We’ve seen this movie before. Reports are unveiled, nothing is done.
It is like rewatching a horror movie. We know the ending, we know the acts and we definitely know it line for line.
A report enters the discourse of climate catastrophe, shocked faces are paraded on television along with statements of utter horror followed by calls to action.
But action is very little, if any at all.
The consequences that climate change wields are dire, and those affected by the worst of it will not be us. Our descendants will live in a world constantly on fire, literally, as smoke bellows from one side of the Earth to another carried by gulf streams and once rare-turned-common winds and storms.
Many pin their hopes on carbon capture technologies that are years away from realisation. And though the pandemic has created breakthroughs in medicine that could lead to cures for terminal illnesses and in-turn, inspire funding to other areas including climate mitigation, those in charge are not the right candidates to ensure they do.
So why don’t we do something about it? Are those with the power to cure the smoking of a planet not in the least bit concerned? Is it the fact they will be long gone before the symptoms turn into an infection? The issue is, we are the infection, and the symptoms will wipe us out.
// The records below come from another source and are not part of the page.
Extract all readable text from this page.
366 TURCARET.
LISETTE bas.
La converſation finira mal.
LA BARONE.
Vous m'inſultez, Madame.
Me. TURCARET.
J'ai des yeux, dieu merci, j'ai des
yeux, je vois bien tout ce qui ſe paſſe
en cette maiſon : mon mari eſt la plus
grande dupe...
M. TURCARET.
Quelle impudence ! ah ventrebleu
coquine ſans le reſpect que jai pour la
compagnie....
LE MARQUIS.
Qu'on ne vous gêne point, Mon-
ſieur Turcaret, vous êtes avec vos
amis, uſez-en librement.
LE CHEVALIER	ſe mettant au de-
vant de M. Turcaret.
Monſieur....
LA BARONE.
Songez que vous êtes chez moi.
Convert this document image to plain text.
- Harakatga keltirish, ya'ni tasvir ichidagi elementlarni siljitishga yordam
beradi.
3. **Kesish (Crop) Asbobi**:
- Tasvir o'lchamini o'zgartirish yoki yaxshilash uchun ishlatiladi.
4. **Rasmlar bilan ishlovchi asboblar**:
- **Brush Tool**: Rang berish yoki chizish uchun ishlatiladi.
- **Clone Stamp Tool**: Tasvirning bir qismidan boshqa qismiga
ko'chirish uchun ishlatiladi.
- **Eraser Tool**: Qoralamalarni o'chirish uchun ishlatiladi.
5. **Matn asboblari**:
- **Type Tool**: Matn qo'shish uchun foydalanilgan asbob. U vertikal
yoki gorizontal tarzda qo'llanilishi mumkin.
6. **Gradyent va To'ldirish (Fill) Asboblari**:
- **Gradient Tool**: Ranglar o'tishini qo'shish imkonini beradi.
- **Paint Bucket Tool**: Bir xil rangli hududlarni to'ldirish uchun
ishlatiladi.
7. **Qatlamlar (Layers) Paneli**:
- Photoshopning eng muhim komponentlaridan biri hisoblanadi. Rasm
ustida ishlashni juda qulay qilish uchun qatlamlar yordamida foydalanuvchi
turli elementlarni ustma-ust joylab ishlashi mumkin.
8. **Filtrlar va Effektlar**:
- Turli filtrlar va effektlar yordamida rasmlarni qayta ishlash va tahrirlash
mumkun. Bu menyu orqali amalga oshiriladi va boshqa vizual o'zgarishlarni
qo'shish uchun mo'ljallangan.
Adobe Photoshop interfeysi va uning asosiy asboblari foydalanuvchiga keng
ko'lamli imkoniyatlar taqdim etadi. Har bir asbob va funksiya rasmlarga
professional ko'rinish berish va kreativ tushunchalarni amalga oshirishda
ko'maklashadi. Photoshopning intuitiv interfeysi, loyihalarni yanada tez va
At the heart of it all, it has been years of a long culture of snobbery that has chuckled at climate activists branded hippies in order to further a fossil fuel industry. Years of berating and silencing climate justice litigation and meaningful change has hindered any progress. Now we’re past the point of such mockery, deliberation forms in the shape of complacency emboldened by the systems piloted by a insidious conservative mainframe.
But don’t give into climate doom. As much as we pivot towards it, there are reasons to be positive. Collective pressure, voting to relieve climate injustice and campaigning with local groups are but a few actions we can partake in that deal great progress. It may not be such a long road if we do.